To be included, participants must retire within 6 months with no plans to resume full-time employment within the next 18 months. We will, however, record any paid, voluntary, part-time, or bridging work postretirement. As there are no age restrictions for retirement, none will be imposed in the present study, though we anticipate that most participants will be aged between 55 and 70 years of age. Participants will need to consent to participate and be willing to complete follow-up surveys.
At each time point, participants will be asked to complete a survey, online (in Australia, US) or in paper-and pencil format (in China, where this is standard), that comprises demographic, perceived health, class and financial status questions in addition to validated measures of four key constructs: (1) Career and workplace factors (e.g., Job Satisfaction Survey, Employee Commitment Survey); (2) Retirement adjustment, using primary (e.g., Retirement Adjustment Scale, Retirement Planning Questionnaire), and secondary (i.e., wellbeing, Satisfaction with Life Scale; mood, Depression Anxiety Stress Scale; self-efficacy, Retirement Selfefficacy Scale) indicators (3) Social identity, measuring maintained and new identities in addition to identity compatibility (Social Network Diversity, Exeter Identity and Transition Scales), and (4) Individual differences (e.g., Ten-item Personality Inventory). We have experience in using forward- and back translation of similar measures in Chinese organizational contexts (Steffens et al., 2014, 2015).
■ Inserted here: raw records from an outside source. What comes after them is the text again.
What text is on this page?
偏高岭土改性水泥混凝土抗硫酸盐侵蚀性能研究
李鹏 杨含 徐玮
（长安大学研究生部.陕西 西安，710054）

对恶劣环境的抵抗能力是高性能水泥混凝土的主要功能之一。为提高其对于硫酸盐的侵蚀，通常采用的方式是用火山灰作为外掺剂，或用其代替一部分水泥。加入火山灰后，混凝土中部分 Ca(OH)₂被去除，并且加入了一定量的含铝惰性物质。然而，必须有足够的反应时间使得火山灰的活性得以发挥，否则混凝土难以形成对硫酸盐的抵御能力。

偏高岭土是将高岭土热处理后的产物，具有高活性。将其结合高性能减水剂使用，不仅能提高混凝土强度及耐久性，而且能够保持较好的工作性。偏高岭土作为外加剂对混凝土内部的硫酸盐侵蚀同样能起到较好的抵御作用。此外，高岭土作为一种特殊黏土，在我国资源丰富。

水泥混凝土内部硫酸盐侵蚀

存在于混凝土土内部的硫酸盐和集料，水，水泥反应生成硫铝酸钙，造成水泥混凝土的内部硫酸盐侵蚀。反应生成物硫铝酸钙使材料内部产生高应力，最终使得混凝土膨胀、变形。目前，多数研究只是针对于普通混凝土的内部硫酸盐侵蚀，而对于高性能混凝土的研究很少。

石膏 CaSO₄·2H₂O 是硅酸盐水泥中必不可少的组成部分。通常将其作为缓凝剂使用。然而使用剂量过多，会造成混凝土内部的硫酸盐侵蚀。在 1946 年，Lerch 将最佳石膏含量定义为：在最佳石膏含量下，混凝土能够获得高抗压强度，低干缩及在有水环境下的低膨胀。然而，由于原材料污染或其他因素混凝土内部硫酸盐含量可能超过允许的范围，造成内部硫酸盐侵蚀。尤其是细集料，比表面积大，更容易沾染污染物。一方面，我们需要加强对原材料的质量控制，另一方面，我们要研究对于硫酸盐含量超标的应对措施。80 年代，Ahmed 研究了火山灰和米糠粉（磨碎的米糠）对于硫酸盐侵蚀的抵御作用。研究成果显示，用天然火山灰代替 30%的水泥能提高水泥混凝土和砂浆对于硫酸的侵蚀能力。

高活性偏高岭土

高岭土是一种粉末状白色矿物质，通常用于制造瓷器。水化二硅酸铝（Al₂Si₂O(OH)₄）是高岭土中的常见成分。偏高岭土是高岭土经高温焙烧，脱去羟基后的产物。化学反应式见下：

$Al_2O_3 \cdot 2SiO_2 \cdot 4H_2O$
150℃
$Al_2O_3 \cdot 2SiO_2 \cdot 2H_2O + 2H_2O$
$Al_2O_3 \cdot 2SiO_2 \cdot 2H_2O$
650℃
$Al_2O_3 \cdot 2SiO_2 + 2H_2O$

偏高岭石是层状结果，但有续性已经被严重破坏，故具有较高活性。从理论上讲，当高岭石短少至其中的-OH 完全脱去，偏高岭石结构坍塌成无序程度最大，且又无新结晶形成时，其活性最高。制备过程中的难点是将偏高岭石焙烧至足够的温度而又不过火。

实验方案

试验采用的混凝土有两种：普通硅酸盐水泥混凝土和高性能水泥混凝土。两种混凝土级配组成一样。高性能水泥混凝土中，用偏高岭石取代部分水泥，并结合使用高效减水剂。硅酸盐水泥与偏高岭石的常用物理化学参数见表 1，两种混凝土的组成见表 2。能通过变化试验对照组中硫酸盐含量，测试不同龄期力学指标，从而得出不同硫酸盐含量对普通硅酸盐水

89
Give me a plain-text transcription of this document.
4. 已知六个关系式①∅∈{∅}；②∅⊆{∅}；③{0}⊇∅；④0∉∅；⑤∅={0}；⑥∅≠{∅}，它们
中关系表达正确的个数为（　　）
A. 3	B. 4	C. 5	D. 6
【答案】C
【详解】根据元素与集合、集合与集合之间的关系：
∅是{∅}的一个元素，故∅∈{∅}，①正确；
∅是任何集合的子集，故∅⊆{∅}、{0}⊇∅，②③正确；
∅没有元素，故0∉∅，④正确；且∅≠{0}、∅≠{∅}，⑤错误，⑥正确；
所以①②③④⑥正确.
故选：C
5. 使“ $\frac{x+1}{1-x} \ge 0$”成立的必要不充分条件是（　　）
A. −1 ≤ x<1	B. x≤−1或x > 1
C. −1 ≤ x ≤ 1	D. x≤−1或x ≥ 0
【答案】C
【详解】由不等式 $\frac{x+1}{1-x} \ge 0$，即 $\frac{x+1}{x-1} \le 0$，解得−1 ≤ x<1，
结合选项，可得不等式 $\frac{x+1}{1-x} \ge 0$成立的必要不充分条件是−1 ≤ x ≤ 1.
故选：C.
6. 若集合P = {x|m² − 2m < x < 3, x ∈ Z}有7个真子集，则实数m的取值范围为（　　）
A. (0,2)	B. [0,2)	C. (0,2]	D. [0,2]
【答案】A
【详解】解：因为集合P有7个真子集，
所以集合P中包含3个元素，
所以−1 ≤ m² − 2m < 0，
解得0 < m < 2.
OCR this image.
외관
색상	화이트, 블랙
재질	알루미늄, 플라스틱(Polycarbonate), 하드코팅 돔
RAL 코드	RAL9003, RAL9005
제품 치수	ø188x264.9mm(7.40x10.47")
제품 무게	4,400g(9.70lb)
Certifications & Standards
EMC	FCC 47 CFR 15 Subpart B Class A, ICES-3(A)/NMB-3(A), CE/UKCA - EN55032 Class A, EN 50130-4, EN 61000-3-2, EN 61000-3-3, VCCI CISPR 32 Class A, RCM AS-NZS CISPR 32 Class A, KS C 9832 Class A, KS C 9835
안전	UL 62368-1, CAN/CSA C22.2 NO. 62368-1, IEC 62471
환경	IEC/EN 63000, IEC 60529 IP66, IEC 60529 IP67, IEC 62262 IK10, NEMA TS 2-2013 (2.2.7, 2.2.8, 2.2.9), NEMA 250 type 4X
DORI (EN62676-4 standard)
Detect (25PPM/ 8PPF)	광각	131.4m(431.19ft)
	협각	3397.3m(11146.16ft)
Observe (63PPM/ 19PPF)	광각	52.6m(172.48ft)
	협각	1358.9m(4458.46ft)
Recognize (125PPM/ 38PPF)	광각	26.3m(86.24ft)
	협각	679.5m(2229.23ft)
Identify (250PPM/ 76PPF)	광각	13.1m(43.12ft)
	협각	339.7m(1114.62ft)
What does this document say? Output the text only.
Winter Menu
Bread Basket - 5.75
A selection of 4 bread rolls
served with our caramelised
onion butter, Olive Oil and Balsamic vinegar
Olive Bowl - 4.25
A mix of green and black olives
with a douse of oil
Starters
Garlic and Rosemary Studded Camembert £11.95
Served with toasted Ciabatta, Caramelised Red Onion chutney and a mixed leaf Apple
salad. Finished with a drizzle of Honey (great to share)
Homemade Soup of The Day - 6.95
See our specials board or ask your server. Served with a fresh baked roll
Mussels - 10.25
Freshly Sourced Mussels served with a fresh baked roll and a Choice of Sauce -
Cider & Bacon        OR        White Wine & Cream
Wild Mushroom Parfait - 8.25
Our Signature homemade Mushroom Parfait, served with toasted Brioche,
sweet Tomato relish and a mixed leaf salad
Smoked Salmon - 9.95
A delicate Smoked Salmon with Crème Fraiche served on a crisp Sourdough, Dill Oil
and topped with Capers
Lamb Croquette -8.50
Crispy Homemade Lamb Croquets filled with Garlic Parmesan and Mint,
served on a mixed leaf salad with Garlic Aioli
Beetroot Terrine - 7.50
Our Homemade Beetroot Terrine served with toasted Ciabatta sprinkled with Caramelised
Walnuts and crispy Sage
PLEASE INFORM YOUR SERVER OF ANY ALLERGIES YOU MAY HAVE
We will apply the same strategy used in Study 1 to examine the following SIMIC-derived hypotheses.
- The role of multiple group membership at T1 in predicting long-term adjustment over time (H1).
- The mediating roles of maintained (H2, H3) and new (H4) groups at T1-T2 in predicting T3 adjustment.
- The contribution of group membership compatibility to adjustment (H5).
- We will include other factors recognized as influencing adjustment in our modelling. By assessing personal identity, individual differences, and perceived health, in addition to interpersonal and social identity variables, we can determine which has greater power in predicting adjustment (as in Haslam et al., 2014a).